Owlboy é como uma grande obra do Super Nintendo que nunca tivemos a chance de jogar durante a vida do console. Bebendo levemente da estrutura de títulos como Super Metroid, controlamos Otus, um garoto coruja que nasceu mudo. Otus está em treinamento com Asio, seu mestre, para poder realizar a tarefa que as corujas fazem, aparentemente, há séculos: serem guardiãs dos céus e das terras flutuantes, protegendo pessoas de perigos como ataques piratas e seja lá mais que possa ser ameaçador.
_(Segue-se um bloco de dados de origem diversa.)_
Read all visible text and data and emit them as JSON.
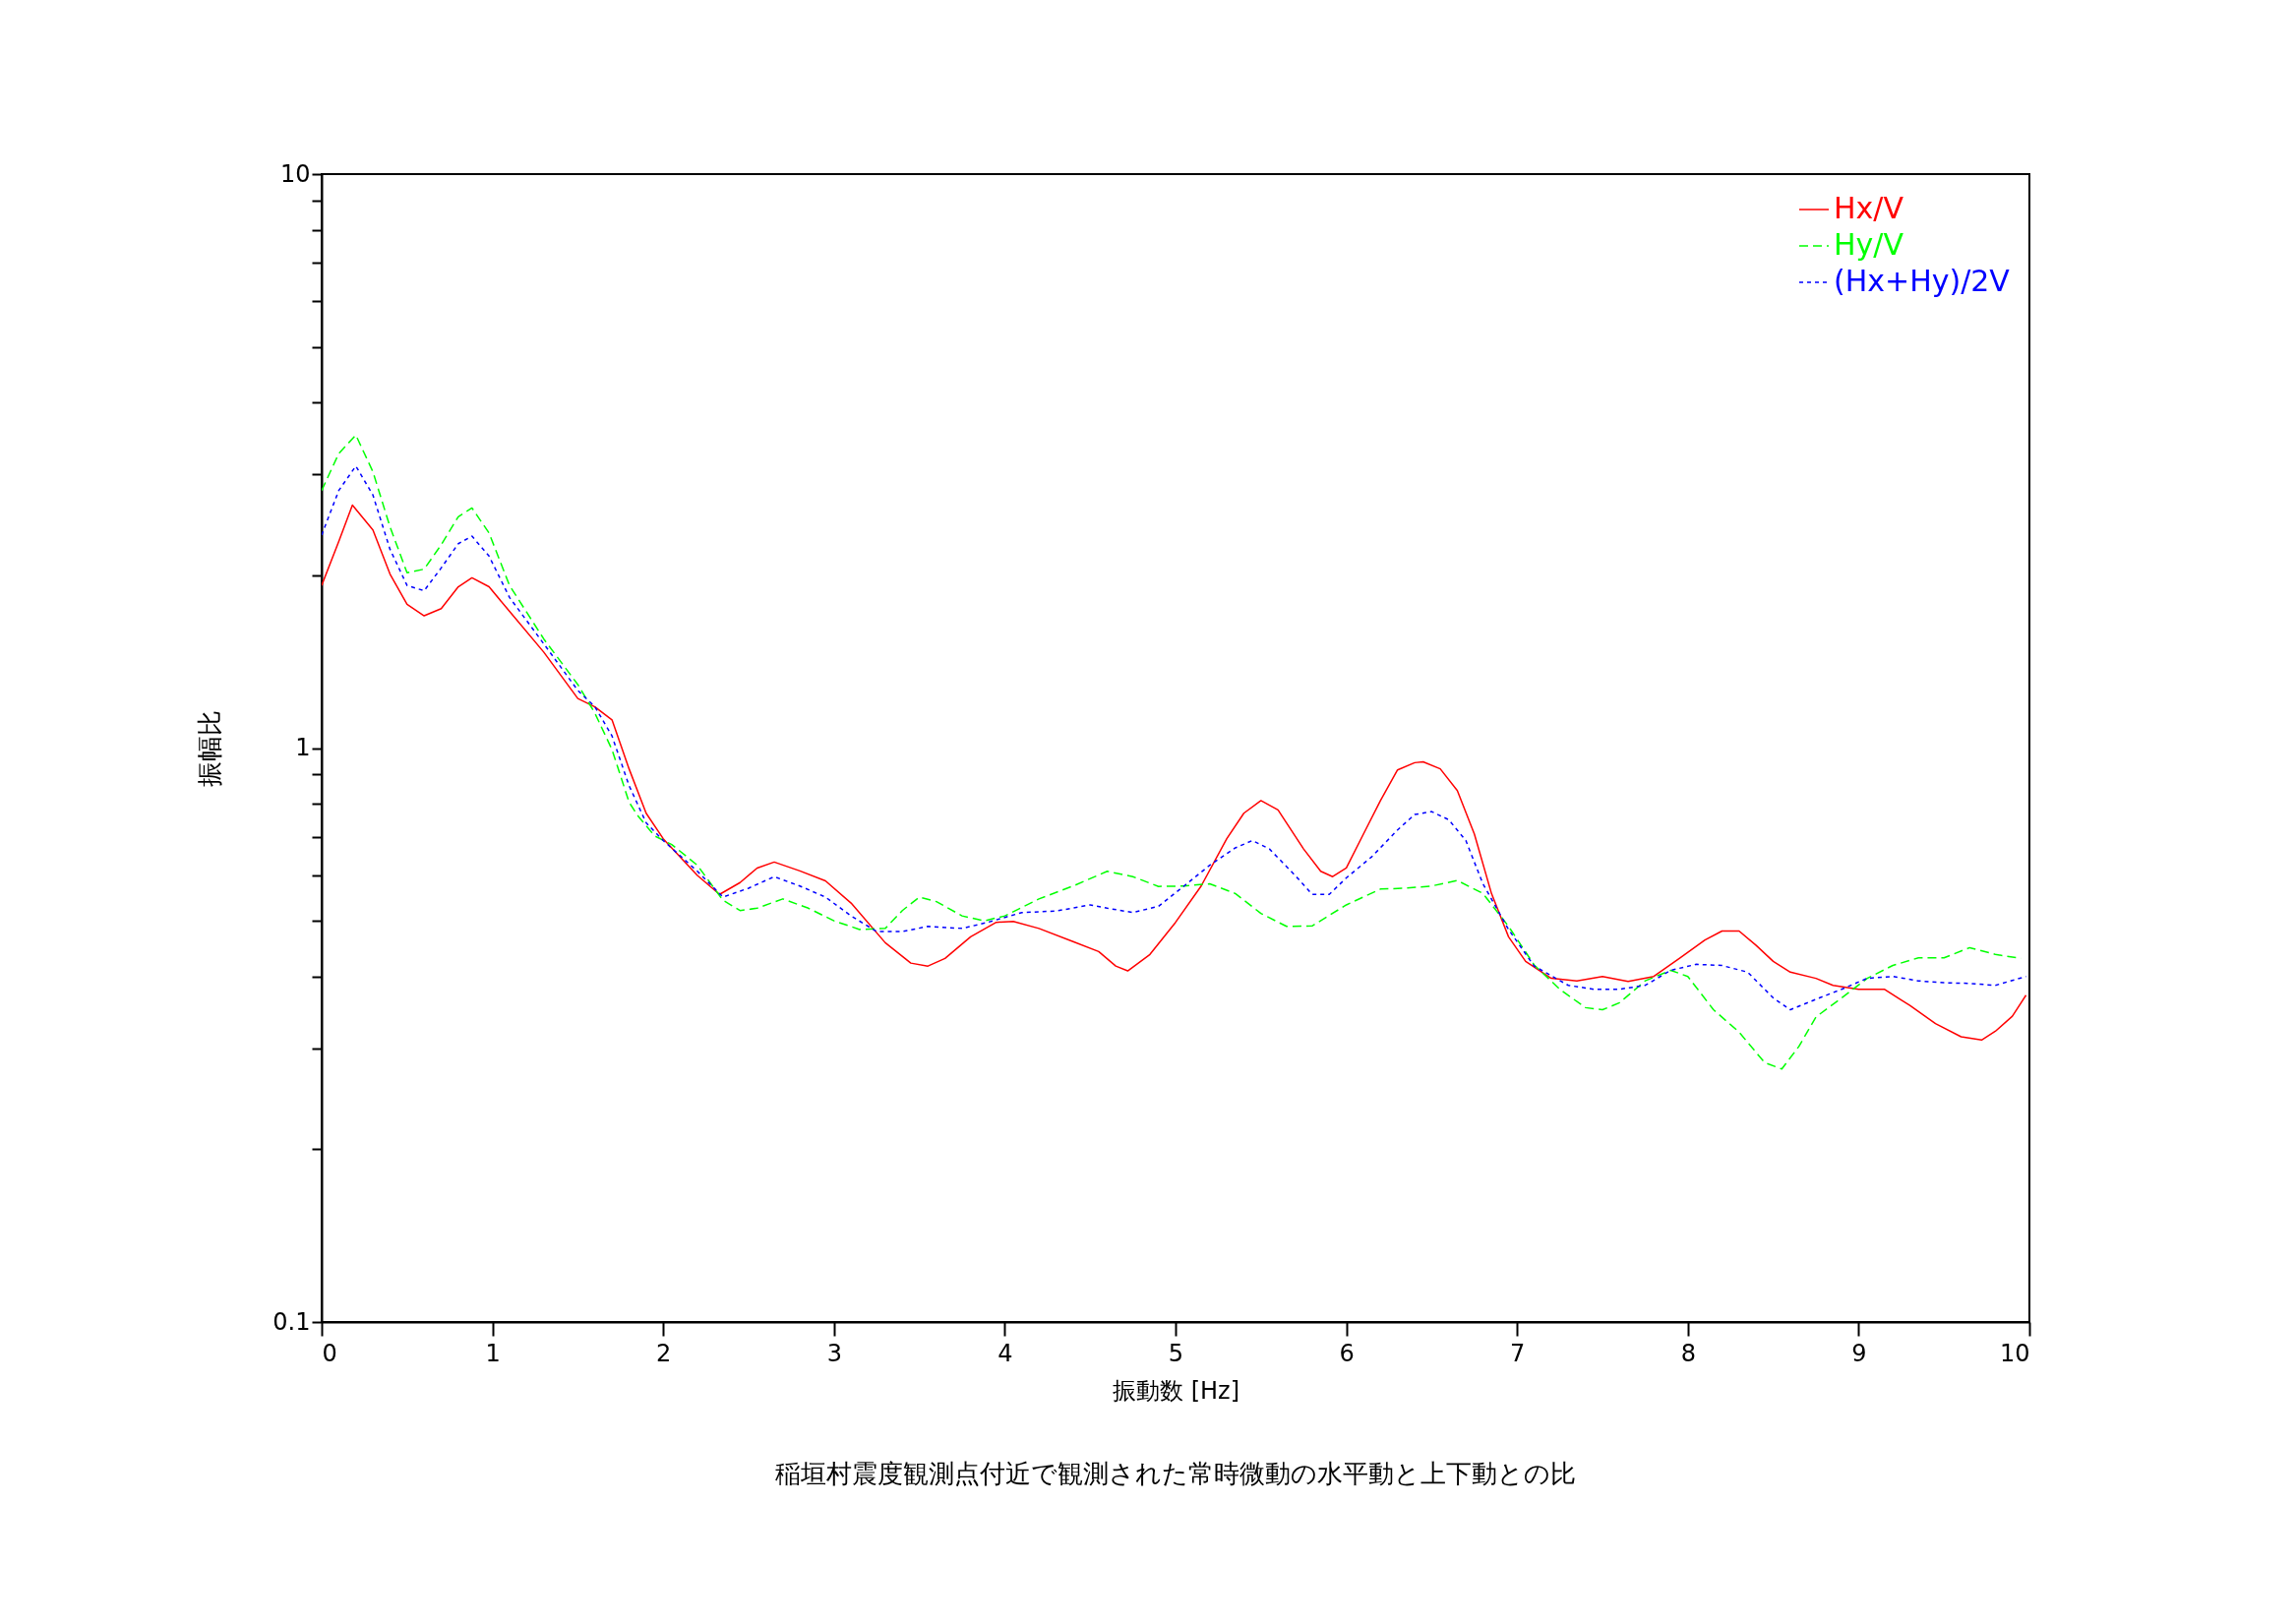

Otus não é o melhor dos aprendizes, mas ele domina sem problemas uma habilidade que oferece uma liberdade bem maior do que jogos costumam nos conferir. Desde o início, podemos voar livremente para qualquer direção. Existem barreiras que impedem momentaneamente nosso progresso, como cachoeiras que inutilizam nossas asas, entulhos que não podemos destruir por conta própria e plantas espinhosas que sozinhos não podemos atravessar. Ainda assim, é gratificante já, na primeira área de todas, perceber que podemos voar para qualquer canto e que a tela continua se expandindo e revelando pequenos segredos deliciosos de serem encontrados, na forma de moedinhas colecionáveis, argolas que devemos atravessar ou vegetais, que à la Super Mario Bros. 2 podem ser puxados diretamente da terra. Aqui, entretanto, eles aumentam nossa barra de vida para além de seu limite normal, dando um bônus temporário.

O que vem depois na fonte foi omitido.